Sostenibilità: l’intervista del “Corriere della Sera” al Presidente di Snam Nicola Bedin

“Siamo alla vigilia di una rivoluzione senza precedenti e l’impatto del Covid probabilmente ha accelerato questo processo”: così Nicola Bedin in una recente intervista che illustra i cambiamenti introdotti dalla transizione energetica e l’impegno di Snam per la sostenibilità.

Nicola Bedin

Nicola Bedin: svolgere attività d’impresa con l’obiettivo della transizione energetica

Anticipare al 2040 il raggiungimento della neutralità carbonica, con un taglio delle emissioni pari al 50% già entro il 2030: sono questi i target sostenibili presentati da Nicola Bedin, Presidente di Snam, in un’intervista rilasciata al “Corriere della Sera”. Obiettivi che la società, attiva nel trasporto, nello stoccaggio e nella rigassificazione del metano, ha messo nero su bianco introducendo anche un target di “successo sostenibile” all’interno del proprio statuto: “La società svolge attività d’impresa con la finalità di favorire la transizione energetica verso forme di utilizzo delle risorse e delle fonti di energia compatibili con la tutela dell’ambiente e la progressiva decarbonizzazione”. Quella in atto, spiega il Presidente, costituisce “una rivoluzione senza precedenti”, per la quale anche il Covid-19 ha fornito uno stimolo all’accelerazione del processo. E sottolineando come anche il mercato sia sempre più indirizzato verso investimenti di tipo ESG (Environmental, Social, and Corporate Governance), Nicola Bedin evidenzia che la gran parte degli investitori istituzionali – ma lo stesso sarà per i piccoli risparmiatori – “decide di puntare sulle aziende che perseguono l’obiettivo dell’interesse collettivo, del miglioramento della società in cui viviamo, delle ricadute ambientali delle strategie che mettiamo in campo, della lotta alle disparità di genere”.

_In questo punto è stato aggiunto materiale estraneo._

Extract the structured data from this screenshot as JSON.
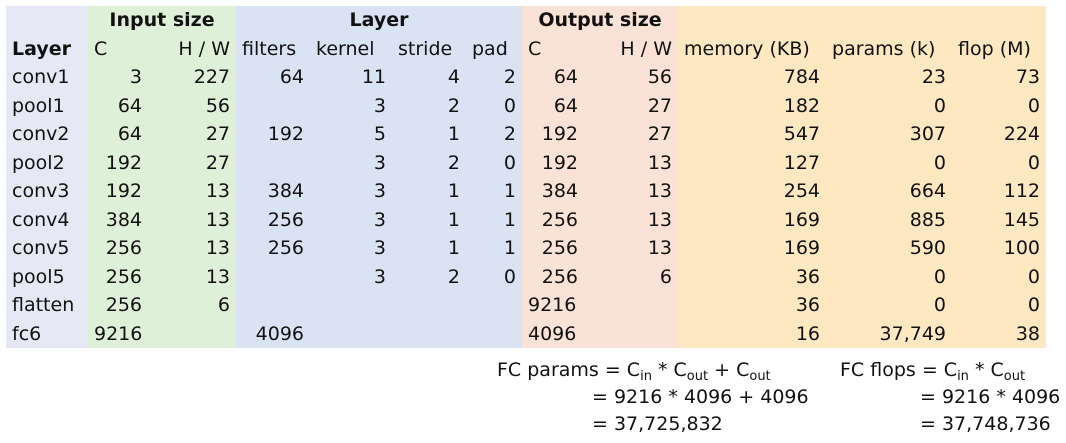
{
  "group_headers": {
    "input": "Input size",
    "layer": "Layer",
    "output": "Output size"
  },
  "columns": {
    "layer": "Layer",
    "in_c": "C",
    "in_hw_h": "H",
    "in_hw_slash": "/",
    "in_hw_w": "W",
    "filters": "filters",
    "kernel": "kernel",
    "stride": "stride",
    "pad": "pad",
    "out_c": "C",
    "out_hw_h": "H",
    "out_hw_slash": "/",
    "out_hw_w": "W",
    "memory": "memory (KB)",
    "params": "params (k)",
    "flop": "flop (M)"
  },
  "rows": [
    {
      "layer": "conv1",
      "in_c": "3",
      "in_hw": "227",
      "filters": "64",
      "kernel": "11",
      "stride": "4",
      "pad": "2",
      "out_c": "64",
      "out_hw": "56",
      "memory": "784",
      "params": "23",
      "flop": "73"
    },
    {
      "layer": "pool1",
      "in_c": "64",
      "in_hw": "56",
      "filters": "",
      "kernel": "3",
      "stride": "2",
      "pad": "0",
      "out_c": "64",
      "out_hw": "27",
      "memory": "182",
      "params": "0",
      "flop": "0"
    },
    {
      "layer": "conv2",
      "in_c": "64",
      "in_hw": "27",
      "filters": "192",
      "kernel": "5",
      "stride": "1",
      "pad": "2",
      "out_c": "192",
      "out_hw": "27",
      "memory": "547",
      "params": "307",
      "flop": "224"
    },
    {
      "layer": "pool2",
      "in_c": "192",
      "in_hw": "27",
      "filters": "",
      "kernel": "3",
      "stride": "2",
      "pad": "0",
      "out_c": "192",
      "out_hw": "13",
      "memory": "127",
      "params": "0",
      "flop": "0"
    },
    {
      "layer": "conv3",
      "in_c": "192",
      "in_hw": "13",
      "filters": "384",
      "kernel": "3",
      "stride": "1",
      "pad": "1",
      "out_c": "384",
      "out_hw": "13",
      "memory": "254",
      "params": "664",
      "flop": "112"
    },
    {
      "layer": "conv4",
      "in_c": "384",
      "in_hw": "13",
      "filters": "256",
      "kernel": "3",
      "stride": "1",
      "pad": "1",
      "out_c": "256",
      "out_hw": "13",
      "memory": "169",
      "params": "885",
      "flop": "145"
    },
    {
      "layer": "conv5",
      "in_c": "256",
      "in_hw": "13",
      "filters": "256",
      "kernel": "3",
      "stride": "1",
      "pad": "1",
      "out_c": "256",
      "out_hw": "13",
      "memory": "169",
      "params": "590",
      "flop": "100"
    },
    {
      "layer": "pool5",
      "in_c": "256",
      "in_hw": "13",
      "filters": "",
      "kernel": "3",
      "stride": "2",
      "pad": "0",
      "out_c": "256",
      "out_hw": "6",
      "memory": "36",
      "params": "0",
      "flop": "0"
    },
    {
      "layer": "flatten",
      "in_c": "256",
      "in_hw": "6",
      "filters": "",
      "kernel": "",
      "stride": "",
      "pad": "",
      "out_c": "9216",
      "out_hw": "",
      "memory": "36",
      "params": "0",
      "flop": "0"
    },
    {
      "layer": "fc6",
      "in_c": "9216",
      "in_hw": "",
      "filters": "4096",
      "kernel": "",
      "stride": "",
      "pad": "",
      "out_c": "4096",
      "out_hw": "",
      "memory": "16",
      "params": "37,749",
      "flop": "38"
    }
  ],
  "fc_params": {
    "label": "FC params = C",
    "sub_in": "in",
    "mid": " * C",
    "sub_out1": "out",
    "plus": " + C",
    "sub_out2": "out",
    "line2": "= 9216 * 4096 + 4096",
    "line3": "= 37,725,832"
  },
  "fc_flops": {
    "label": "FC flops = C",
    "sub_in": "in",
    "mid": " * C",
    "sub_out": "out",
    "line2": "= 9216 * 4096",
    "line3": "= 37,748,736"
  }
}
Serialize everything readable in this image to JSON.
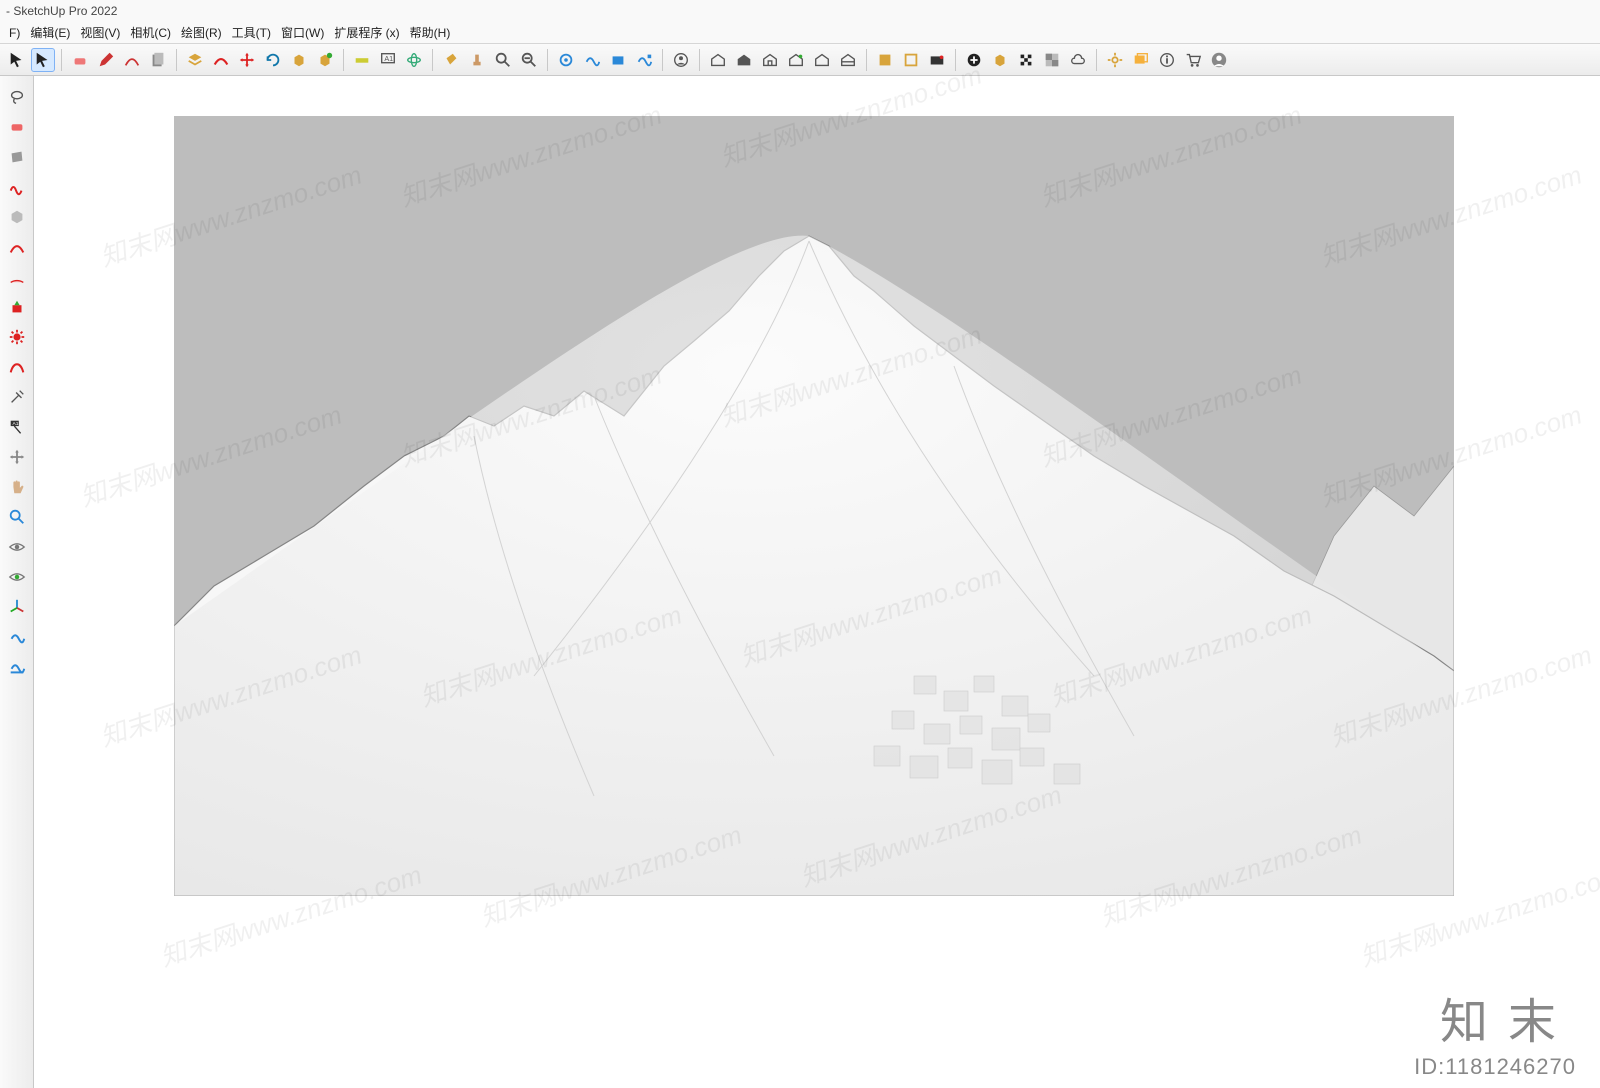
{
  "app": {
    "title": "- SketchUp Pro 2022"
  },
  "menu": {
    "items": [
      "F)",
      "编辑(E)",
      "视图(V)",
      "相机(C)",
      "绘图(R)",
      "工具(T)",
      "窗口(W)",
      "扩展程序 (x)",
      "帮助(H)"
    ]
  },
  "toolbar_main": {
    "groups": [
      [
        "cursor",
        "cursor2"
      ],
      [
        "eraser",
        "pencil",
        "arc",
        "sheet"
      ],
      [
        "stack",
        "red-curve",
        "move-4",
        "rotate",
        "cube-new",
        "cube-paste"
      ],
      [
        "tape",
        "text-box",
        "orbit"
      ],
      [
        "bucket",
        "stamp",
        "zoom-in",
        "zoom-out"
      ],
      [
        "plugin-a",
        "plugin-b",
        "plugin-c",
        "plugin-d"
      ],
      [
        "user-circle"
      ],
      [
        "warehouse1",
        "warehouse2",
        "warehouse3",
        "warehouse4",
        "warehouse5",
        "warehouse6"
      ],
      [
        "ext-a",
        "ext-b",
        "ext-c"
      ],
      [
        "record-plus",
        "record-cube",
        "flag-checker",
        "texture",
        "cloud"
      ],
      [
        "settings-gear",
        "window-layers",
        "info",
        "cart",
        "avatar"
      ]
    ],
    "selected": "cursor2"
  },
  "toolbar_side": {
    "items": [
      "lasso",
      "eraser-red",
      "quad-gray",
      "squiggle-red",
      "hexagon",
      "arc-red",
      "arc-red2",
      "push-red",
      "gear-red",
      "curve-red",
      "pin",
      "label-flag",
      "move-handle",
      "hand",
      "magnifier",
      "eye",
      "eye2",
      "axes",
      "section-blue",
      "section-blue2"
    ]
  },
  "viewport": {
    "content_label": "3D 地形模型（山体）"
  },
  "watermark": {
    "brand": "知末",
    "id_prefix": "ID:",
    "id": "1181246270",
    "tile_text": "知末网www.znzmo.com"
  },
  "colors": {
    "accent": "#2f7bd9",
    "toolbar_grad_top": "#fafafa",
    "toolbar_grad_bot": "#ececec",
    "sky": "#bdbdbd"
  }
}
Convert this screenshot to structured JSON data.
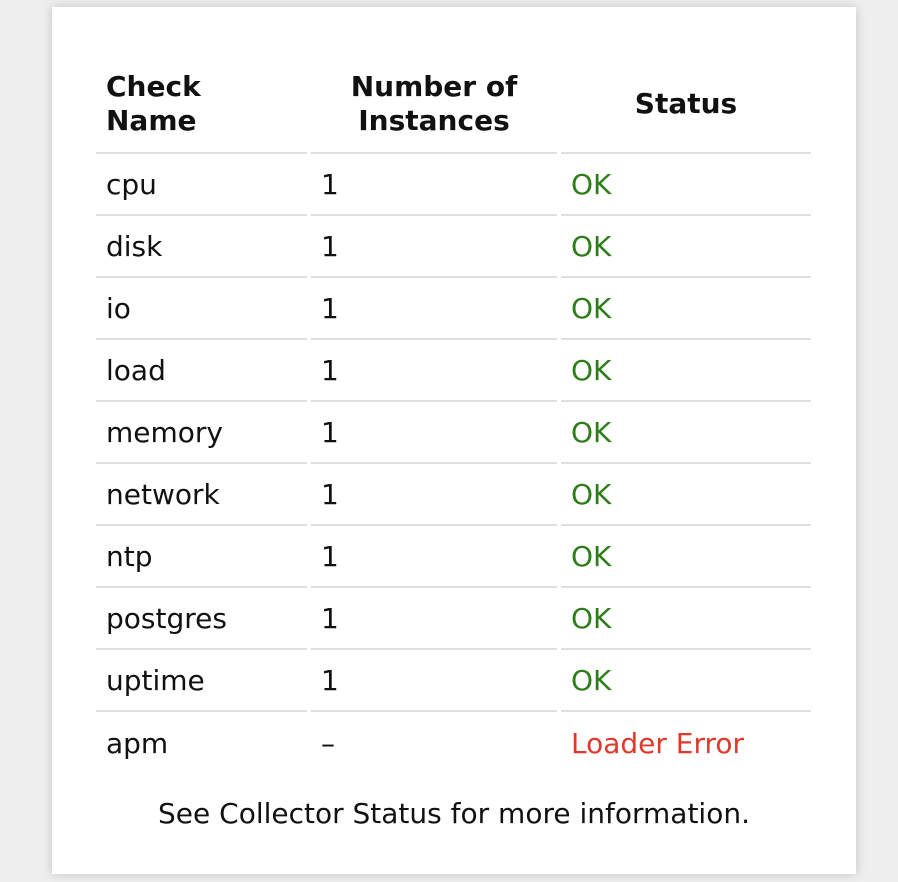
{
  "table": {
    "headers": {
      "name": "Check Name",
      "instances_line1": "Number of",
      "instances_line2": "Instances",
      "status": "Status"
    },
    "rows": [
      {
        "name": "cpu",
        "instances": "1",
        "status": "OK"
      },
      {
        "name": "disk",
        "instances": "1",
        "status": "OK"
      },
      {
        "name": "io",
        "instances": "1",
        "status": "OK"
      },
      {
        "name": "load",
        "instances": "1",
        "status": "OK"
      },
      {
        "name": "memory",
        "instances": "1",
        "status": "OK"
      },
      {
        "name": "network",
        "instances": "1",
        "status": "OK"
      },
      {
        "name": "ntp",
        "instances": "1",
        "status": "OK"
      },
      {
        "name": "postgres",
        "instances": "1",
        "status": "OK"
      },
      {
        "name": "uptime",
        "instances": "1",
        "status": "OK"
      },
      {
        "name": "apm",
        "instances": "–",
        "status": "Loader Error"
      }
    ]
  },
  "footer": {
    "text": "See Collector Status for more information."
  },
  "colors": {
    "ok": "#2e7d1a",
    "error": "#e0392b",
    "divider": "#e0e0e0"
  }
}
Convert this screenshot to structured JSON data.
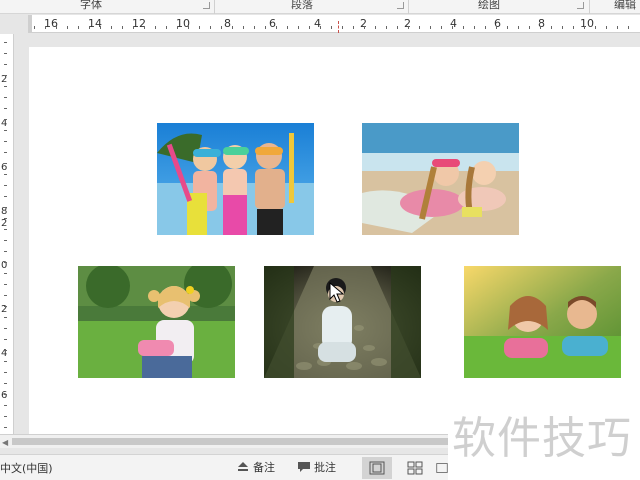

Snam, il Presidente Nicola Bedin sui target sostenibili della società

“Noi ci siamo mossi tra i primi”, prosegue Nicola Bedin, “siamo stati la prima società italiana a costituire in seno al proprio CdA un comitato ESG”. Ma non solo: Snam infatti, come confermato dal Presidente, ha anticipato al 2040 il raggiungimento della neutralità carbonica, con una riduzione delle emissioni pari al 50% già entro il 2030. “La pandemia ci ha costretto a riflettere sulla differenza più importante”, segnala nell’intervista, ricordando anche le parole di Papa Francesco: “Che cosa conta davvero e cosa no? E allora la logica del profitto non può essere l’unico indicatore delle performance di un’azienda o di una classe dirigente”. Ciò che è davvero importante, aggiunge Nicola Bedin, “è l’impronta delle nostre azioni e delle nostre decisioni per la comunità che rappresentiamo e per il mondo in cui viviamo”. Ma in che maniera valutare il raggiungimento di tali obiettivi? In Snam, racconta, “abbiamo individuato 22 indicatori come parametri ESG da raggiungere entro il 2023. Significa adesso”. Anche i dati della società lanciano un chiaro messaggio: l’organigramma, ad esempio, nel 2020 ha segnato un +15% nella presenza delle donne e, nello stesso anno, l’impegno nella finanza sostenibile ha permesso di collocare due “transition bond” (da 500 e 600 milioni di euro), con una domanda di molto superiore rispetto all’offerta. Un terzo bond, inoltre, è stato collocato a febbraio con tasso negativo. “Puntiamo convinti sulla transizione energetica”, conclude Nicola Bedin, “crediamo che i gas rinnovabili, dal biometano all’idrogeno, siano la strada da seguire. Strada complementare, e non in contrasto, a quella dell’energia elettrica”.